I know that’s a lot but I want to see if there are any answers here or maybe I could help out on any aspect of the setup to avoid the single main process, and continue to avoid storage outside of the Postgres.
We have been trying to follow other kubernetes implementation tutorials without success - I will ask our team to try this one- I imagine this issue is a really critical one to many n8n users! It would be great to have this out there asap.
The GCP tutorial is now live: Google Cloud - n8n Documentation
AWS should also be out soon, with Azure to follow. The GCP/AWS/Azure setups are all fairly similar.
I was able to piece things together and have some templates.

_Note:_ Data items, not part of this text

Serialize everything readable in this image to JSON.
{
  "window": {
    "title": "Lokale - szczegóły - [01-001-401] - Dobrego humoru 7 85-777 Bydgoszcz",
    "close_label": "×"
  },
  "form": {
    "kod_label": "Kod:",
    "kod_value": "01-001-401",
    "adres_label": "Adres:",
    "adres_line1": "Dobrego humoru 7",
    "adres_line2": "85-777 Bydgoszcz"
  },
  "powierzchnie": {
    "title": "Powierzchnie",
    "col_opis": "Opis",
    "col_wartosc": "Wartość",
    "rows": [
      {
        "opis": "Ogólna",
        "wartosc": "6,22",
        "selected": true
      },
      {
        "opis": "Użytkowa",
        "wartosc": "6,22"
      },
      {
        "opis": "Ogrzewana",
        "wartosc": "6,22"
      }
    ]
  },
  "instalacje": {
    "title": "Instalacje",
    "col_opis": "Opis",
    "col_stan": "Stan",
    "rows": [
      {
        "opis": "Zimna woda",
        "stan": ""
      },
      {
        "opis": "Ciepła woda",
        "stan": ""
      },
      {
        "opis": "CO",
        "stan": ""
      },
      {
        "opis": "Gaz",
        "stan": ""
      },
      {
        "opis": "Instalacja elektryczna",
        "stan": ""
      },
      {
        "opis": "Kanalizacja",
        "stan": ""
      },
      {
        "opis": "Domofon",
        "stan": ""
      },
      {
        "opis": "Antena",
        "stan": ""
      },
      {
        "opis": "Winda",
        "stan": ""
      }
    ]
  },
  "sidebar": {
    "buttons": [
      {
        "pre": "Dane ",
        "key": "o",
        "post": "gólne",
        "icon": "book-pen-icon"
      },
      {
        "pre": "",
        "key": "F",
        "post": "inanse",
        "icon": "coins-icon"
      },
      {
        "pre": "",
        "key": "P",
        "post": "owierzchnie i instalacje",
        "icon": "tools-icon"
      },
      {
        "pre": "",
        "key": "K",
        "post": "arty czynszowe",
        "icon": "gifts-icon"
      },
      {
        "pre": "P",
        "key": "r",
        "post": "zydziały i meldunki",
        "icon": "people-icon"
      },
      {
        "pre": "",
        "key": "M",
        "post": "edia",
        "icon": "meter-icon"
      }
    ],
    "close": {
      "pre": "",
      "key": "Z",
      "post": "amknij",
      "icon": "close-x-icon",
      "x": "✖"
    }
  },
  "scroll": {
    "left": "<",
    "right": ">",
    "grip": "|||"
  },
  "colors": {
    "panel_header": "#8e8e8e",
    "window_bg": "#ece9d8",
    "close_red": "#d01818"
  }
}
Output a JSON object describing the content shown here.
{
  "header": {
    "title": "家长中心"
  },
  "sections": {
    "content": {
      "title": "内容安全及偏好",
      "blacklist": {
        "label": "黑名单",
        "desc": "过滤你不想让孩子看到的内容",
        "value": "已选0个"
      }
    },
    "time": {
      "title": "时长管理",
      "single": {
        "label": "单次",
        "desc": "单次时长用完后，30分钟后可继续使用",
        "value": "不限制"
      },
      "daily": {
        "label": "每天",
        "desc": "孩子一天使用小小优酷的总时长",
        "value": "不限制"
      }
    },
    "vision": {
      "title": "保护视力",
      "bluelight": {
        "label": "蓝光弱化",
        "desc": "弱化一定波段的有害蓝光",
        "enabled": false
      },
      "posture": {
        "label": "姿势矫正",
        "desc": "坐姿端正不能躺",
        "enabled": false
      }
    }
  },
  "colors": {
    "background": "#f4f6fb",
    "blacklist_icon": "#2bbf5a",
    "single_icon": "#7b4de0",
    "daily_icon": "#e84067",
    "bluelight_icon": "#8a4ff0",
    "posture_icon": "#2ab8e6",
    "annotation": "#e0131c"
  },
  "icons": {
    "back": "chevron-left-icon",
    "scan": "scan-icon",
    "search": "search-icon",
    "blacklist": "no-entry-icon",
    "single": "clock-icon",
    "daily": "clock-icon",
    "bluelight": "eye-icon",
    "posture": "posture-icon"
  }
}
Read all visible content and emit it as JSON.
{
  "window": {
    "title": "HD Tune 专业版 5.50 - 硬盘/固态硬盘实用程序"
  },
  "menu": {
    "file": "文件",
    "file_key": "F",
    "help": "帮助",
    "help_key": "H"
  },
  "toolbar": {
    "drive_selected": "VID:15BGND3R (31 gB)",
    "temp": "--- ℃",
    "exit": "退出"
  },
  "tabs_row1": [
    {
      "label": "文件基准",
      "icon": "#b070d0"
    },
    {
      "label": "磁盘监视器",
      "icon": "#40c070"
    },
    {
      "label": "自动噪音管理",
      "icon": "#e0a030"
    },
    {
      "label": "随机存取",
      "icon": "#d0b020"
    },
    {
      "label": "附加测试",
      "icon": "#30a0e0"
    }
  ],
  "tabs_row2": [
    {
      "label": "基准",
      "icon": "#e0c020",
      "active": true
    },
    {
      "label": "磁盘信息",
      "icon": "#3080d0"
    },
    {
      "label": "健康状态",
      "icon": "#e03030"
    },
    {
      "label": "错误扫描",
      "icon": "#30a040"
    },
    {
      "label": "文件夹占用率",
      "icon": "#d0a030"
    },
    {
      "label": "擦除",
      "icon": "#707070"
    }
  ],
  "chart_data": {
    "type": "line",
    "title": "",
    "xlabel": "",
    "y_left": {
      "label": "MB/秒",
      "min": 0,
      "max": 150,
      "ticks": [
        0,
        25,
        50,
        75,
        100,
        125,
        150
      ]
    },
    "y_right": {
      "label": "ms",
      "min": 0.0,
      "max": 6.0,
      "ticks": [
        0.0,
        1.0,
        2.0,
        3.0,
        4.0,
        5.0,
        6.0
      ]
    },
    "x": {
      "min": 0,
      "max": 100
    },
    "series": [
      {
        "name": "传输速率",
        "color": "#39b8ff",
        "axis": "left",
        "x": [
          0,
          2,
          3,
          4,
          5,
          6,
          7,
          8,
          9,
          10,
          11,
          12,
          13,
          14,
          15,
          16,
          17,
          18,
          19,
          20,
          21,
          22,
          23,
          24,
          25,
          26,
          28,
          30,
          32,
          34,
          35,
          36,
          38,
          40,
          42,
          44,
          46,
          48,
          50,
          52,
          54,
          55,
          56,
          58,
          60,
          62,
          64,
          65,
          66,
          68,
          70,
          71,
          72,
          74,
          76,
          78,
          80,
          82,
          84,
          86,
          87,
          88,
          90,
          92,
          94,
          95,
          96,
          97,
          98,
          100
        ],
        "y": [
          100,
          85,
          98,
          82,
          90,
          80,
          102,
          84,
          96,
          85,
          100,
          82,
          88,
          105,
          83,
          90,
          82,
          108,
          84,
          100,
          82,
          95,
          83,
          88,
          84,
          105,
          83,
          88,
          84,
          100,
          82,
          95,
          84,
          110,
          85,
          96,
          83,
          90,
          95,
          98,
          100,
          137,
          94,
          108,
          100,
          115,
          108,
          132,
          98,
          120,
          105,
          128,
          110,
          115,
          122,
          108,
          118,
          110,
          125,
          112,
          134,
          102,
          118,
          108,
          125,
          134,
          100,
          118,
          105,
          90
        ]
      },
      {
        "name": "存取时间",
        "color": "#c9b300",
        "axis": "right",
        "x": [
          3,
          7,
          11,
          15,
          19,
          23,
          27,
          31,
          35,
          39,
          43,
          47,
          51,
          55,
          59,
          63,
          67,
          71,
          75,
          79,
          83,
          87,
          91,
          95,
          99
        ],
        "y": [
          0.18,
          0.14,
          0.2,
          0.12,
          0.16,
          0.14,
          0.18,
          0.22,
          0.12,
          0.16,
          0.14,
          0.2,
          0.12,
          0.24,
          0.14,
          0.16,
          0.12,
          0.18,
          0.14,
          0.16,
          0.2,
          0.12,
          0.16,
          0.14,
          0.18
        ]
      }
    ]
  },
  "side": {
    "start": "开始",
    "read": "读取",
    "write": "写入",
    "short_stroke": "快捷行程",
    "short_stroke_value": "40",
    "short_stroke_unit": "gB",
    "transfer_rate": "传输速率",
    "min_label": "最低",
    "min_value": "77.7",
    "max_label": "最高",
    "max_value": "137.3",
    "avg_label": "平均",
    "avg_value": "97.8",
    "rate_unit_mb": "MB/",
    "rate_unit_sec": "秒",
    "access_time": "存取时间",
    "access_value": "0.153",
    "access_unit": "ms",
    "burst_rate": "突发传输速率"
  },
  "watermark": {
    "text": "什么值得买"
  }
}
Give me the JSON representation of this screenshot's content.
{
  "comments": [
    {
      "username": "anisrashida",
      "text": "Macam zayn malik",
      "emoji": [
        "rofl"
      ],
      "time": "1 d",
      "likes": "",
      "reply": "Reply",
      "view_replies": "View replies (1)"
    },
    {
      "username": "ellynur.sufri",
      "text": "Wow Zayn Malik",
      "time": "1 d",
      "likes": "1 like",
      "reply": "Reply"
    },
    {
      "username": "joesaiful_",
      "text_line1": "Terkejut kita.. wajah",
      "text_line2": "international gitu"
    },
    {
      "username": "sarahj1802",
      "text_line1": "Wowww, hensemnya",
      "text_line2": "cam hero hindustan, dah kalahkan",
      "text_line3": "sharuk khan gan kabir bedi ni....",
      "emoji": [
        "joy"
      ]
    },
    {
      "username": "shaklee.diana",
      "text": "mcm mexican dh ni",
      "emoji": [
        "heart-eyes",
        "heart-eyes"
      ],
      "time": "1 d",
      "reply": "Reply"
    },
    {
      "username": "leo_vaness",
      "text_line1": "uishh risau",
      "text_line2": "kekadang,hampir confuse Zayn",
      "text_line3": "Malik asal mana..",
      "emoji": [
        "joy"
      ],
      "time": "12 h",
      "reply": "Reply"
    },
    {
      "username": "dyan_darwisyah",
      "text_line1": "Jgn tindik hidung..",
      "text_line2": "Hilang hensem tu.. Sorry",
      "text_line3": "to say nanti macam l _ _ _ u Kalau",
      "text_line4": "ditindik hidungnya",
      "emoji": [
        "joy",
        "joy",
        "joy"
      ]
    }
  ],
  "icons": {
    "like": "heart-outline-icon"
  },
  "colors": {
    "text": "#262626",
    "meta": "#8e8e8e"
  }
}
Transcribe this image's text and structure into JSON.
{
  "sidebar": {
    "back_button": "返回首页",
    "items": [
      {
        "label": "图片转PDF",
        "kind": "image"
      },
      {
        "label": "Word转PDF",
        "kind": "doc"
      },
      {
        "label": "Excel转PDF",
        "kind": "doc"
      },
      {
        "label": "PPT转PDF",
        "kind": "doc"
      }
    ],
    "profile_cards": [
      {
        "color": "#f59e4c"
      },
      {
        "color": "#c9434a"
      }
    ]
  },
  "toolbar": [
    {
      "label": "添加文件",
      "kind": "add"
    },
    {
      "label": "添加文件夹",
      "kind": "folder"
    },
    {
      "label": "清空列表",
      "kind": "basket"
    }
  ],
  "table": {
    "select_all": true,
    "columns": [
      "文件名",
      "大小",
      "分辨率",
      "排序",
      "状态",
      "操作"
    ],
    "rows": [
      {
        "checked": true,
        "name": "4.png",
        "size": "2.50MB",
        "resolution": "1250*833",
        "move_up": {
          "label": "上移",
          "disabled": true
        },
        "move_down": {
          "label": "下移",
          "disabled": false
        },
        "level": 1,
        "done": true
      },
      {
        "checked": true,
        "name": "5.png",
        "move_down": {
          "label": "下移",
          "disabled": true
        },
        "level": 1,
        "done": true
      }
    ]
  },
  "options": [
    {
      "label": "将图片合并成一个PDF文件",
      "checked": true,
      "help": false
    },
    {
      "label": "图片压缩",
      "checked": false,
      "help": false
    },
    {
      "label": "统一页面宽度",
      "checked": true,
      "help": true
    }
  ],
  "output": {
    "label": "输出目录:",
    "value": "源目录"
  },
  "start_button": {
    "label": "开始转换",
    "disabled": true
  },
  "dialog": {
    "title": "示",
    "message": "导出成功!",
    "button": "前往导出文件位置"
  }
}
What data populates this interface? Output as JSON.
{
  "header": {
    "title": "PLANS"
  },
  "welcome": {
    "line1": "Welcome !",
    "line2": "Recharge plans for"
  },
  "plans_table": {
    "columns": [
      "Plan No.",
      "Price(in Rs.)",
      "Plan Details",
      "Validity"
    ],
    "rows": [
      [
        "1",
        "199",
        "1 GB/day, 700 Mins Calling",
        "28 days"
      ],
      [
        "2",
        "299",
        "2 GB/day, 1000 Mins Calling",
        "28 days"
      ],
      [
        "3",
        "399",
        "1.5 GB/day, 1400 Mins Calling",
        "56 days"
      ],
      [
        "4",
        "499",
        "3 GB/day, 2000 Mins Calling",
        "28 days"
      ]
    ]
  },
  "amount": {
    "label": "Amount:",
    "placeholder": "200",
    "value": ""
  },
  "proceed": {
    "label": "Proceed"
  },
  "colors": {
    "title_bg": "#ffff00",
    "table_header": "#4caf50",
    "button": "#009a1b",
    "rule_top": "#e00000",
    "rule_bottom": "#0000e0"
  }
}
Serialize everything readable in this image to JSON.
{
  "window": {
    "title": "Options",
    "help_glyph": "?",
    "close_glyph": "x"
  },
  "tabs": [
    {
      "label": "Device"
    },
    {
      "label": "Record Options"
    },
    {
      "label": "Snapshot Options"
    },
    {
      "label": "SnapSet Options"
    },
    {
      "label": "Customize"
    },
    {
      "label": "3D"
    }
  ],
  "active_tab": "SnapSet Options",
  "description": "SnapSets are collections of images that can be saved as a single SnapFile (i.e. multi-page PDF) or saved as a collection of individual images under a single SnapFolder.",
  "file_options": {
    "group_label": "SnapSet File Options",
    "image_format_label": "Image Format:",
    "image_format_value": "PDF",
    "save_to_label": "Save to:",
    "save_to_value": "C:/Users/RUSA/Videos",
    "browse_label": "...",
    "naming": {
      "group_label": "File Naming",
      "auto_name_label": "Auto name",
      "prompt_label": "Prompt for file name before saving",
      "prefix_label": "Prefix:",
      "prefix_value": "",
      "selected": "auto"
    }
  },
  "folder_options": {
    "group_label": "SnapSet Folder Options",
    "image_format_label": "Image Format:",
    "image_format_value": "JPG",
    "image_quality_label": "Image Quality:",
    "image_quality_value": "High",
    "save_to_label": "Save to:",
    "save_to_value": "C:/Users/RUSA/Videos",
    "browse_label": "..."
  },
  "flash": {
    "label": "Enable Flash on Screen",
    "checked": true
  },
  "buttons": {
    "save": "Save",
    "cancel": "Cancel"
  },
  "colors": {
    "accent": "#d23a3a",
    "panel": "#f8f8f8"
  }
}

There is a redis operator I used and use Crunchy Postgres Operator to handle creating the DB, secret for the DB, and backups for the DB.
Crunchy is fairly easy to setup once you decide how to do backups and get the secret defined.
The Redis one is a bit annoying because you need to setup RBAC rules (despite the fact that this probably could be done without)
The n8n setup depends on if you want to separate the webhook and worker units apart and how your ingress works.
In my case on openshift they have the Route abstraction which handles routing the /webhooks to the right service
I know this topic is old but clearly you found it. Do you have any specific questions about your setup or my setup that I could help with? And whatever discourse we have here can for all to see.
It comes down to how you want it. Instead of just using a simple docker compose you have a need to go kubernetes. Ok why? For me- I embrace kubernetes because it allows me to handle all my infrastructure like cattle, manage one resilient cluster, on crappy cheap used servers. This provides my organization with extremely high throughput on our (almost completely) self hosted software for little more than the cost of the internet we already needed for the office. It allows us to architect our stuff extremely sloppily and consume a ton of resources. So my implementation is going to be way more heavy handed than someone trying to use GKE and minimize costs.
It’s way over engineered for the scale I need it to operate at but I have reached the level I desired of being able to completely lose one of my three hosts at any time and not really mess up anyone’s workflows.
The problem with Helm / kustomize from vendors is that it ignores those things like DB backup, the fact you might want your ingress to handle certificates, etc etc. I find now over the last year of working with kubernetes you really get to know it and know how to stand up what you need. Maybe a blog post showing the architecture required would be optimal.
Thanks for your detailed breakdown! I’ve also managed to put together a decent-ish deployment with helm and queue mode with redis and some fallback nodes, etc. Handling stuff like DB migrations, etc. was exactly next on my todos - thanks for sharing those resources!
I’m pretty new to kubernetes (been messing with it for ~a week), so let’s see how it goes. My requirements aren’t quite as hardcore as yours for sure, but I don still want my n8n deployment and all its bells and whistles to run smoothly and be manageable.
Although you are self-hosting everything, do you have any thoughts on where/how I should go about hosting the entire stack? Currently I’m running an external AWS RDS and packaged redis, n8n and its worker config into a helm chart (this chart I’m then deploying to AWS EKS). Would appreciate your advice - thanks!